Overview
The goal of this clinical trial is to evaluate the safety, tolerability, pharmacokinetic characteristics and pharmacodynamics of HXN6005 in Healthy Participants.
Researchers will compare HXN6005 to a placebo (a look-alike substance that contains no drug).
Participants will take a single dose of HXN6005 or placebo on Day 1, and visit the clinic for followup and tests per the protocol scheme.
Description
This study consists of 4 Cohorts, including three sequential ascending-dose cohorts (Cohort 1,2 and 4), and one paralleled cohorts (Cohort 3).
The investigator and participants will be blinded to treatment assignment. Participants in different dose groups will be enrolled from the low-dose group to the high-dose group.
Eight healthy participants will be randomly enrolled per cohort. In cohort 1,2 and 4 there will be a sentinel group comprising two participants who will be randomized in a 1:1 ratio to receive either HXN6005 or placebo. In Cohort 3, eight participants will be randomized in a 6:2 ratio to receive HXN6005 or placebo.
Following dosing on Day 1, blood samples will be collected according to the protocol. Participants in Cohorts 1-4 will be followed up to Day 141. The final follow-up visit will be determined based on the safety and PK data derived from the previous single ascending dose (SAD) cohorts, which may be earlier or later than Day 141 (±7 days).
Eligibility
Inclusion Criteria:
- Participants must sign an Institutional Review Board (IRB) approved informed consent form before any study specific procedure.
- Male and female participants aged between 18 to 55 years, inclusive.
- Participants must have a body mass index between 18 to 35 kg/m2, inclusive.
- Healthy participants, in the opinion of the Investigator and as determined by medical history, with normal or clinically acceptable physical examination, clinical laboratory tests and ECG results at Screening and before randomization.
- Female participants must be postmenopausal, surgically sterile, or, if of childbearing potential, agree to use highly effective contraception combined with a condom from screening until 180 days post-dose, and refrain from egg donation or in vitro fertilization during this period.
- Male participants, with their female partner of childbearing potential, agree to use a condom as well as highly effective contraception, and refrain from sperm donation and in vitro fertilization until 180 days after the dosing of the study drug.
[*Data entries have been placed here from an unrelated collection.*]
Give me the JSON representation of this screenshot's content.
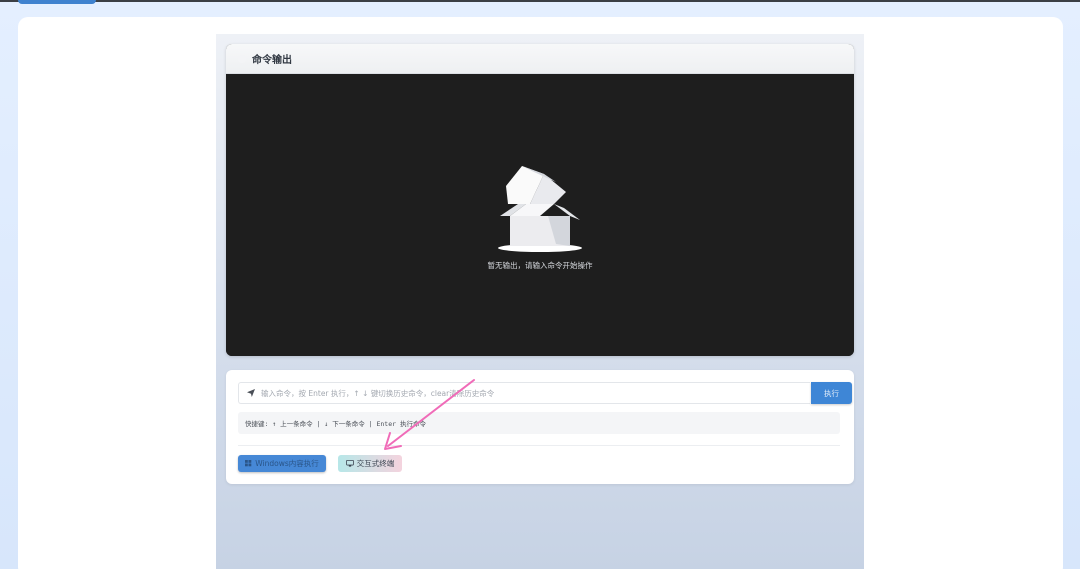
{
  "output": {
    "title": "命令输出",
    "empty_text": "暂无输出，请输入命令开始操作"
  },
  "command": {
    "placeholder": "输入命令，按 Enter 执行，↑ ↓ 键切换历史命令，clear清除历史命令",
    "value": "",
    "run_label": "执行",
    "hint": "快捷键: ↑ 上一条命令 | ↓ 下一条命令 | Enter 执行命令"
  },
  "actions": {
    "windows_label": "Windows内容执行",
    "terminal_label": "交互式终端"
  },
  "colors": {
    "accent": "#3e86d6",
    "terminal_bg": "#1e1e1e",
    "annotation_arrow": "#f06bb8"
  }
}
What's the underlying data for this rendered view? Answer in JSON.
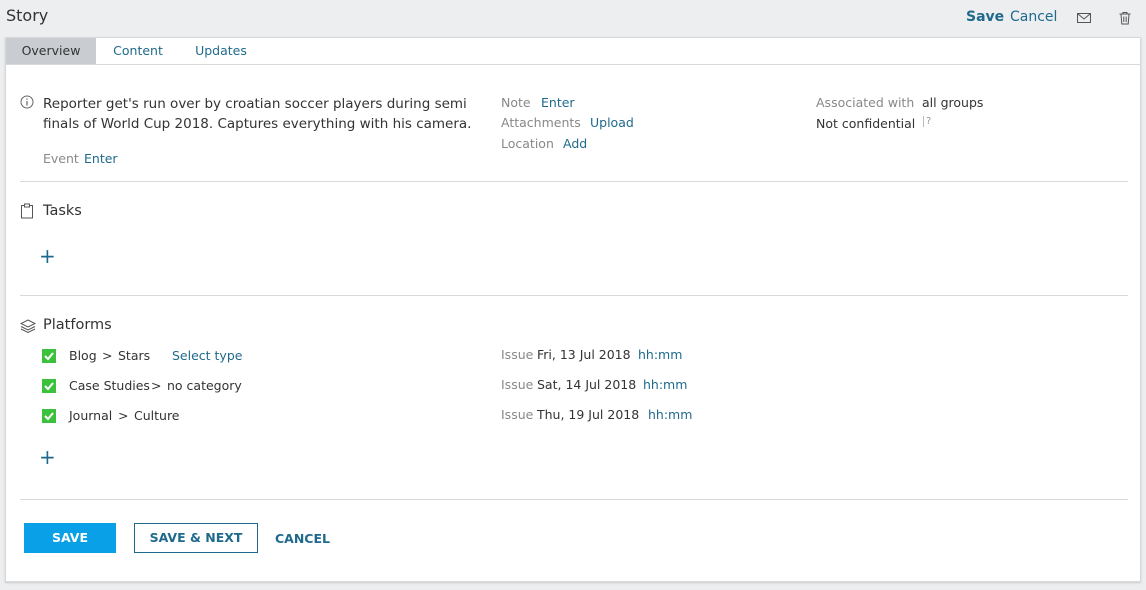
{
  "header": {
    "title": "Story",
    "save_label": "Save",
    "cancel_label": "Cancel"
  },
  "tabs": [
    {
      "label": "Overview",
      "active": true
    },
    {
      "label": "Content",
      "active": false
    },
    {
      "label": "Updates",
      "active": false
    }
  ],
  "overview": {
    "description": "Reporter get's run over by croatian soccer players during semi finals of World Cup 2018. Captures everything with his camera.",
    "event_label": "Event",
    "event_action": "Enter",
    "note_label": "Note",
    "note_action": "Enter",
    "attachments_label": "Attachments",
    "attachments_action": "Upload",
    "location_label": "Location",
    "location_action": "Add",
    "associated_label": "Associated with",
    "associated_value": "all groups",
    "confidential_value": "Not confidential",
    "help_mark": "?"
  },
  "tasks": {
    "title": "Tasks",
    "add": "+"
  },
  "platforms": {
    "title": "Platforms",
    "add": "+",
    "separator": ">",
    "issue_label": "Issue",
    "items": [
      {
        "platform": "Blog",
        "category": "Stars",
        "type_action": "Select type",
        "issue_date": "Fri, 13 Jul 2018",
        "time": "hh:mm",
        "checked": true
      },
      {
        "platform": "Case Studies",
        "category": "no category",
        "type_action": "",
        "issue_date": "Sat, 14 Jul 2018",
        "time": "hh:mm",
        "checked": true
      },
      {
        "platform": "Journal",
        "category": "Culture",
        "type_action": "",
        "issue_date": "Thu, 19 Jul 2018",
        "time": "hh:mm",
        "checked": true
      }
    ]
  },
  "footer": {
    "save": "SAVE",
    "save_next": "SAVE & NEXT",
    "cancel": "CANCEL"
  },
  "colors": {
    "accent": "#1f6a8c",
    "primary_button": "#0aa0e8",
    "checkbox": "#3cc13c"
  },
  "icons": {
    "mail": "mail-icon",
    "trash": "trash-icon",
    "info": "info-icon",
    "tasks": "clipboard-icon",
    "platforms": "layers-icon",
    "check": "check-icon"
  }
}
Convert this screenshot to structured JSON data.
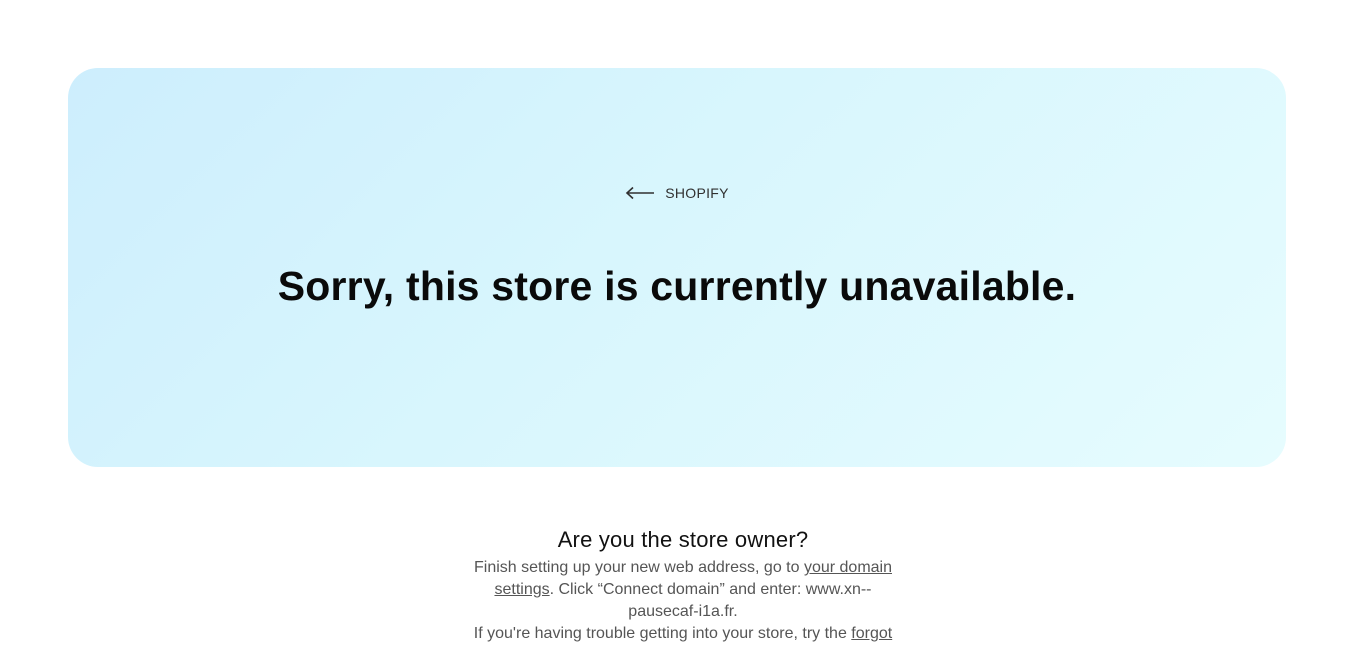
{
  "brand": {
    "label": "SHOPIFY",
    "back_icon": "left-arrow-icon"
  },
  "hero": {
    "headline": "Sorry, this store is currently unavailable."
  },
  "owner": {
    "heading": "Are you the store owner?",
    "p1_prefix": "Finish setting up your new web address, go to ",
    "p1_link": "your domain settings",
    "p1_suffix": ". Click “Connect domain” and enter: www.xn--pausecaf-i1a.fr.",
    "p2_prefix": "If you're having trouble getting into your store, try the ",
    "p2_link": "forgot"
  },
  "colors": {
    "hero_start": "#cdeefd",
    "hero_end": "#e6fcfe",
    "text_muted": "#555555"
  }
}
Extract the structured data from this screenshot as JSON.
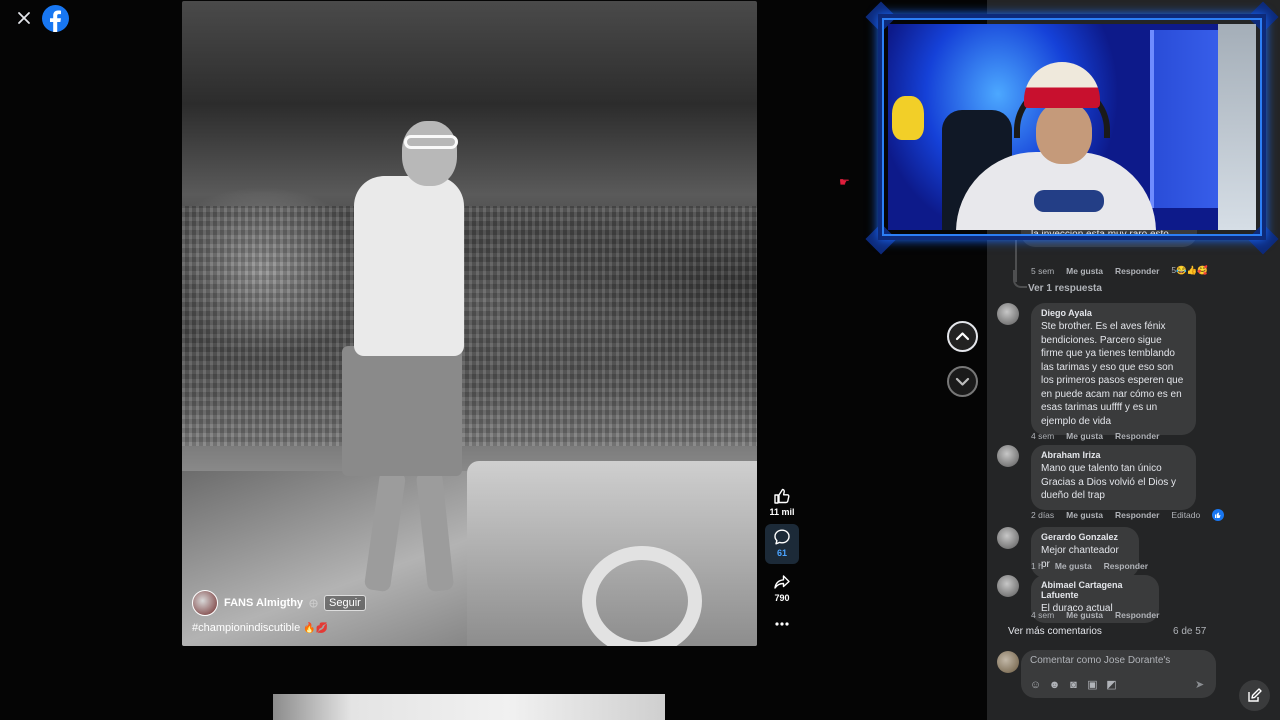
{
  "header": {
    "close_label": "Close",
    "brand": "facebook"
  },
  "post": {
    "author": "FANS Almigthy",
    "follow_label": "Seguir",
    "caption": "#championindiscutible",
    "caption_emojis": "🔥💋"
  },
  "actions": {
    "likes": "11 mil",
    "comments": "61",
    "shares": "790"
  },
  "comments_panel": {
    "partial_comment": {
      "text": "la inyeccion esta muy raro esto.",
      "time": "5 sem",
      "like_label": "Me gusta",
      "reply_label": "Responder",
      "reaction_count": "5",
      "reaction_emojis": "😂👍🥰"
    },
    "view_replies": "Ver 1 respuesta",
    "comments": [
      {
        "author": "Diego Ayala",
        "text": "Ste brother. Es el aves fénix bendiciones. Parcero sigue firme que ya tienes temblando las tarimas y eso que eso son los primeros pasos esperen que en puede acam nar cómo es en esas tarimas uuffff y es un ejemplo de vida",
        "time": "4 sem",
        "like_label": "Me gusta",
        "reply_label": "Responder",
        "edited": ""
      },
      {
        "author": "Abraham Iriza",
        "text": "Mano que talento tan único Gracias a Dios volvió el Dios y dueño del trap",
        "time": "2 días",
        "like_label": "Me gusta",
        "reply_label": "Responder",
        "edited": "Editado"
      },
      {
        "author": "Gerardo Gonzalez",
        "text": "Mejor chanteador pr",
        "time": "1 h",
        "like_label": "Me gusta",
        "reply_label": "Responder",
        "edited": ""
      },
      {
        "author": "Abimael Cartagena Lafuente",
        "text": "El duraco actual",
        "time": "4 sem",
        "like_label": "Me gusta",
        "reply_label": "Responder",
        "edited": ""
      }
    ],
    "more_comments": "Ver más comentarios",
    "counter": "6 de 57",
    "input_placeholder": "Comentar como Jose Dorante's"
  },
  "colors": {
    "brand_blue": "#1877f2",
    "panel_bg": "#242526",
    "bubble_bg": "#3a3b3c",
    "active_blue": "#4aa3ff",
    "webcam_border": "#2c7ff5"
  },
  "icons": {
    "close": "close-icon",
    "logo": "facebook-logo",
    "like": "thumbs-up-icon",
    "comment": "comment-bubble-icon",
    "share": "share-arrow-icon",
    "more": "more-dots-icon",
    "prev": "chevron-up-icon",
    "next": "chevron-down-icon",
    "compose": "compose-icon"
  }
}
- Participants must be willing to understand and comply with all research procedures and restrictions, and able to communicate effectively with researchers.
Exclusion Criteria:
- Females who are pregnant, planning to become pregnant, or lactating during the trial;
- History of febrile illness or evidence of any active or suspected infection within 30 days before randomization;
- Participant at risk for tuberculosis;
- History of malignancy within 5 years before randomization, except for non-melanoma skin cancers (e.g., basal cell carcinoma, squamous cell carcinoma) that have been successfully treated/excised for more than 12 months;
- Have known type I/II diabetes;
- Positive for human immunodeficiency virus antibodies, syphilis antibodies, hepatitis B surface antigen, or hepatitis C antibodies;
- Positive for drugs use before randomization;
- Have used nicotine or tobacco containing products within 3 months prior to dosing, or unwilling to abstain from the use of tobacco or nicotine containing products during confinement in the CRU;
- Have a history of alcohol abuse (alcohol consumption in excess of 14 units per week (1 unit contains 14g alcohol, such as 360 mL beer or 45 mL spirits with 40% alcohol or 150 mL wine) in the past one year before randomization, or unwilling to abstain from alcohol for 48 hours prior to admission to the CRU;
- Have received an experimental agent (vaccine, drug, biologic, device, blood product or medication) within 30 days or 5 half-lives before randomization, or plan to receive another experimental agent during the trial;
- Known exposure to any type of antibody or anti-TSLP therapy within 5 half-lives before randomization;
- Have donated blood (excluding plasma donations) of approximately 1 pint (500 mL) or more within 30 days before randomization, or those who plan to donate blood during the trial or within 30 days after the end of the study;
- Use of prescription or over-the-counter drugs or dietary or herbal supplements within 7 days or 5 half-lives (whichever is longer) before randomization;
- Recent exposure to live vaccines within 30 days, or non-live vaccines (including mRNA COVID/flu) within 2 weeks before randomization, or plan to receive vaccines during the trial;
- Participants with herpes zoster reactivation or cytomegalovirus that resolved within 60 days before randomization;
- Have clinically significant interventional therapies (surgery, paracentesis, etc.) within 6 months before randomization, or plan to have any surgeries during the trial;
- History of clinically significant hypersensitivity reactions to biologic agents, therapeutic proteins, or to specific excipients relevant to the study drug formulation.
- Have any other conditions that would, in the opinion of the investigator, put the participants at increased risk for participation in this trial.